Urban Community Energy Fund (UCEF)
Development funding for large community projects
Project duration: December 2014 to December 2016
Launched in November 2014, the Urban Community Energy Fund (UCEF) was a government-funded programme that was co-administered by CSE and Pure Leapfrog, and closed to new applications on the 5 July 2016.
UCEF supported community energy projects through their development phase, to determine viability, and to get them ‘investment ready’ – i.e. with a sound proposition for a bank or other financer to take the project through to the construction phase.
This development work was supported by the fund with a grant of up to £20,000 that community organisations could apply to. The original intention was also for a £130k contingent loan to be made available to groups for more in-depth development work but this aspect of the programme was never launched.

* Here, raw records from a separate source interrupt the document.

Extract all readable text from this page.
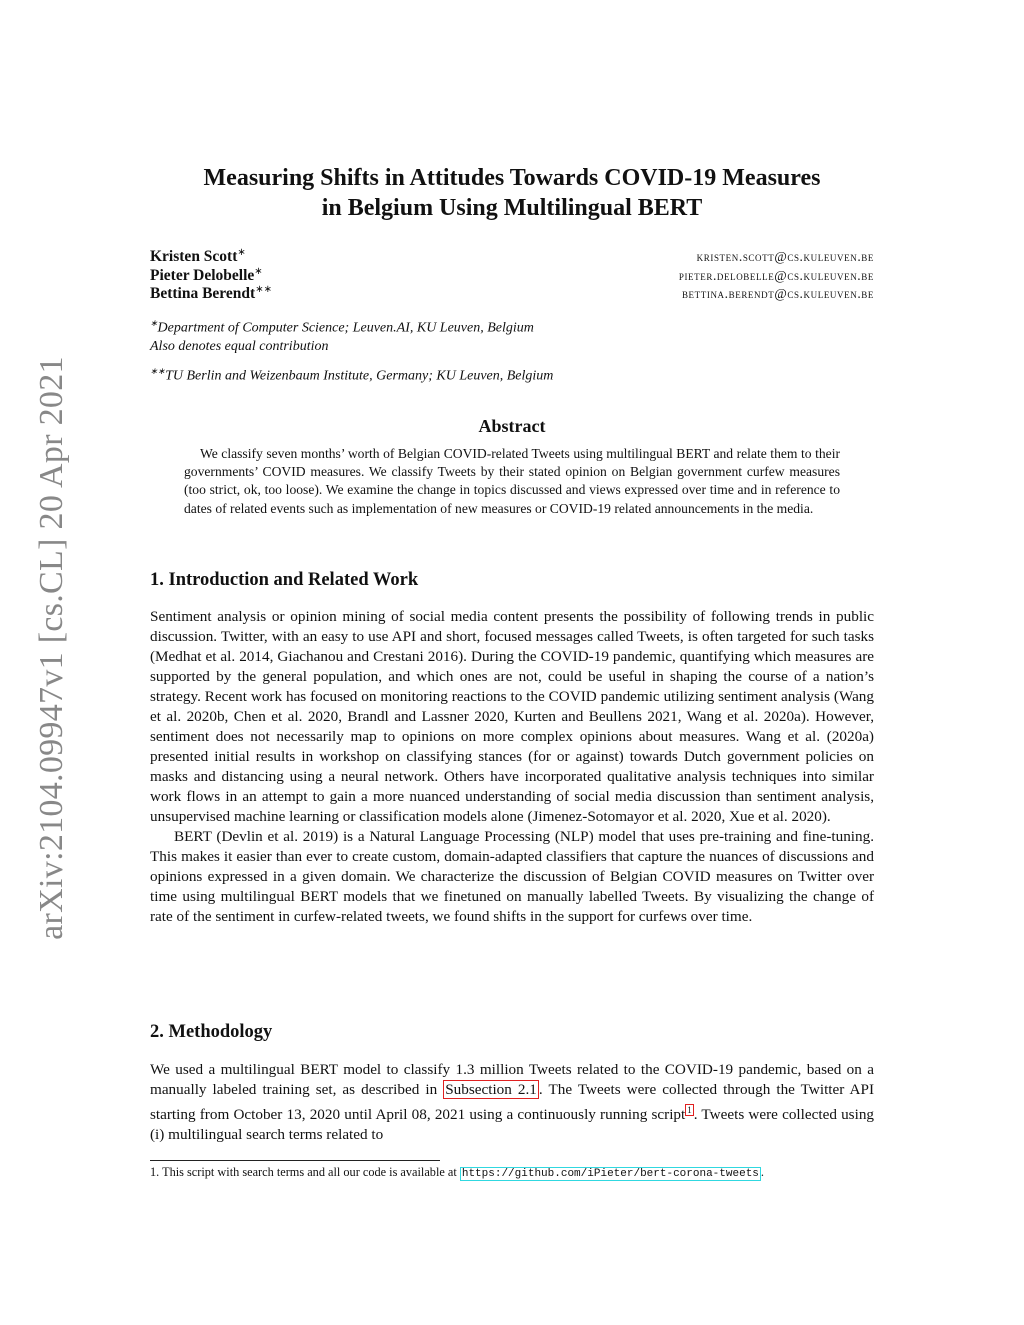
arXiv:2104.09947v1 [cs.CL] 20 Apr 2021
Measuring Shifts in Attitudes Towards COVID-19 Measures
in Belgium Using Multilingual BERT
Kristen Scott∗	kristen.scott@cs.kuleuven.be
Pieter Delobelle∗	pieter.delobelle@cs.kuleuven.be
Bettina Berendt∗∗	bettina.berendt@cs.kuleuven.be
∗Department of Computer Science; Leuven.AI, KU Leuven, Belgium
Also denotes equal contribution
∗∗TU Berlin and Weizenbaum Institute, Germany; KU Leuven, Belgium
Abstract
We classify seven months’ worth of Belgian COVID-related Tweets using multilingual BERT and relate them to their governments’ COVID measures. We classify Tweets by their stated opinion on Belgian government curfew measures (too strict, ok, too loose). We examine the change in topics discussed and views expressed over time and in reference to dates of related events such as implementation of new measures or COVID-19 related announcements in the media.
1. Introduction and Related Work

Sentiment analysis or opinion mining of social media content presents the possibility of following trends in public discussion. Twitter, with an easy to use API and short, focused messages called Tweets, is often targeted for such tasks (Medhat et al. 2014, Giachanou and Crestani 2016). During the COVID-19 pandemic, quantifying which measures are supported by the general population, and which ones are not, could be useful in shaping the course of a nation’s strategy. Recent work has focused on monitoring reactions to the COVID pandemic utilizing sentiment analysis (Wang et al. 2020b, Chen et al. 2020, Brandl and Lassner 2020, Kurten and Beullens 2021, Wang et al. 2020a). However, sentiment does not necessarily map to opinions on more complex opinions about measures. Wang et al. (2020a) presented initial results in workshop on classifying stances (for or against) towards Dutch government policies on masks and distancing using a neural network. Others have incorporated qualitative analysis techniques into similar work flows in an attempt to gain a more nuanced understanding of social media discussion than sentiment analysis, unsupervised machine learning or classification models alone (Jimenez-Sotomayor et al. 2020, Xue et al. 2020).

BERT (Devlin et al. 2019) is a Natural Language Processing (NLP) model that uses pre-training and fine-tuning. This makes it easier than ever to create custom, domain-adapted classifiers that capture the nuances of discussions and opinions expressed in a given domain. We characterize the discussion of Belgian COVID measures on Twitter over time using multilingual BERT models that we finetuned on manually labelled Tweets. By visualizing the change of rate of the sentiment in curfew-related tweets, we found shifts in the support for curfews over time.

2. Methodology

We used a multilingual BERT model to classify 1.3 million Tweets related to the COVID-19 pandemic, based on a manually labeled training set, as described in Subsection 2.1 . The Tweets were collected through the Twitter API starting from October 13, 2020 until April 08, 2021 using a continuously running script $^1$ . Tweets were collected using (i) multilingual search terms related to

1. This script with search terms and all our code is available at https://github.com/iPieter/bert-corona-tweets .
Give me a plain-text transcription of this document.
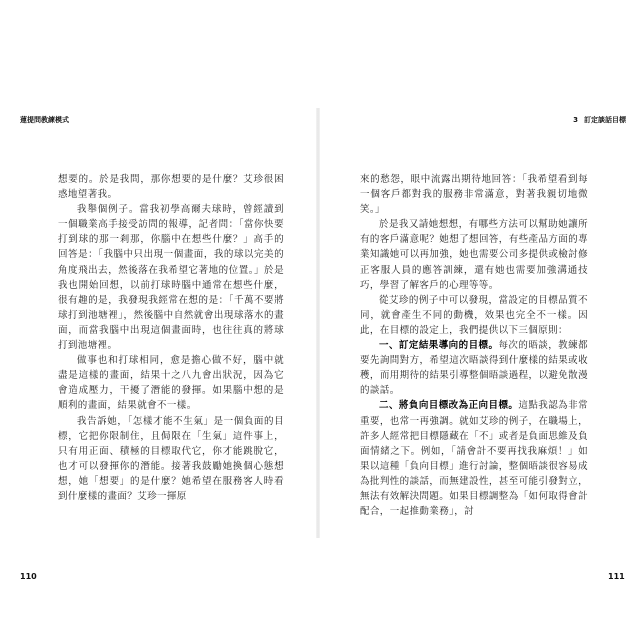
蓮提問教練模式	3 訂定談話目標

想要的。於是我問，那你想要的是什麼？艾珍很困惑地望著我。

我舉個例子。當我初學高爾夫球時，曾經讀到一個職業高手接受訪問的報導，記者問：「當你快要打到球的那一剎那，你腦中在想些什麼？」高手的回答是：「我腦中只出現一個畫面，我的球以完美的角度飛出去，然後落在我希望它著地的位置。」於是我也開始回想，以前打球時腦中通常在想些什麼，很有趣的是，我發現我經常在想的是：「千萬不要將球打到池塘裡」，然後腦中自然就會出現球落水的畫面，而當我腦中出現這個畫面時，也往往真的將球打到池塘裡。

做事也和打球相同，愈是擔心做不好，腦中就盡是這樣的畫面，結果十之八九會出狀況，因為它會造成壓力，干擾了潛能的發揮。如果腦中想的是順利的畫面，結果就會不一樣。

我告訴她，「怎樣才能不生氣」是一個負面的目標，它把你限制住，且侷限在「生氣」這件事上，只有用正面、積極的目標取代它，你才能跳脫它，也才可以發揮你的潛能。接著我鼓勵她換個心態想想，她「想要」的是什麼？她希望在服務客人時看到什麼樣的畫面？艾珍一揮原

來的愁怨，眼中流露出期待地回答：「我希望看到每一個客戶都對我的服務非常滿意，對著我親切地微笑。」

於是我又請她想想，有哪些方法可以幫助她讓所有的客戶滿意呢？她想了想回答，有些產品方面的專業知識她可以再加強，她也需要公司多提供或檢討修正客服人員的應答訓練，還有她也需要加強溝通技巧，學習了解客戶的心理等等。

從艾珍的例子中可以發現，當設定的目標品質不同，就會產生不同的動機，效果也完全不一樣。因此，在目標的設定上，我們提供以下三個原則：

一、訂定結果導向的目標。每次的晤談，教練都要先詢問對方，希望這次晤談得到什麼樣的結果或收穫，而用期待的結果引導整個晤談過程，以避免散漫的談話。

二、將負向目標改為正向目標。這點我認為非常重要，也常一再強調。就如艾珍的例子，在職場上，許多人經常把目標隱藏在「不」或者是負面思維及負面情緒之下。例如，「請會計不要再找我麻煩！」如果以這種「負向目標」進行討論，整個晤談很容易成為批判性的談話，而無建設性，甚至可能引發對立，無法有效解決問題。如果目標調整為「如何取得會計配合，一起推動業務」，討

110	111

Over the 20 months that UCEF was open a total of 123 community organisations applied for funding and 75 grants were awarded. Successful groups investigated a wide range of technologies and aside from the expected rooftop solar projects, applications were received for large scale solar farms, hydro plants and ambitious heat networks. Click here to read about some of the successful applications.
James Watt, who managed the application process for CSE said, “UCEF proved hugely successful and was clearly a valuable source of funding to help de-risk the development of community energy projects at the critical early stages. So far close to 7MW of community energy has been installed as a result of awarding £1.2m of UCEF grants and there are still a number of projects in the development pipeline that could bring this total even higher.”
The Low Carbon Hub, based in Oxford, has been developing a hydroelectric plant on Sandford Lock that will have a capacity of 440kW. They applied to UCEF in order to get help covering some of the legal costs which included not just their own costs, but those of the Environment Agency as well. The project is currently being built and is due to be fully commissioned in the summer of 2017. Barbara Hammond, CEO of Low Carbon Hub said, “The funding has been critical and we very much wish it was still there to call upon for new projects!”
A brand new community energy group, Grimsby Community Energy, applied to UCEF for a grant back in March 2015 and they used the funding they received to help cover a wide range of development costs. It not only paid for them to legally register their organisation, but it covered technical feasibility studies, financial modelling, community consultation and other legal costs. Although they initially had very ambitious targets for what they would install, changes in the feed-in tariff required them to scale back their plans and by October 2016 they had managed to install 100kW of rooftop solar PV across multiple sites in Grimsby.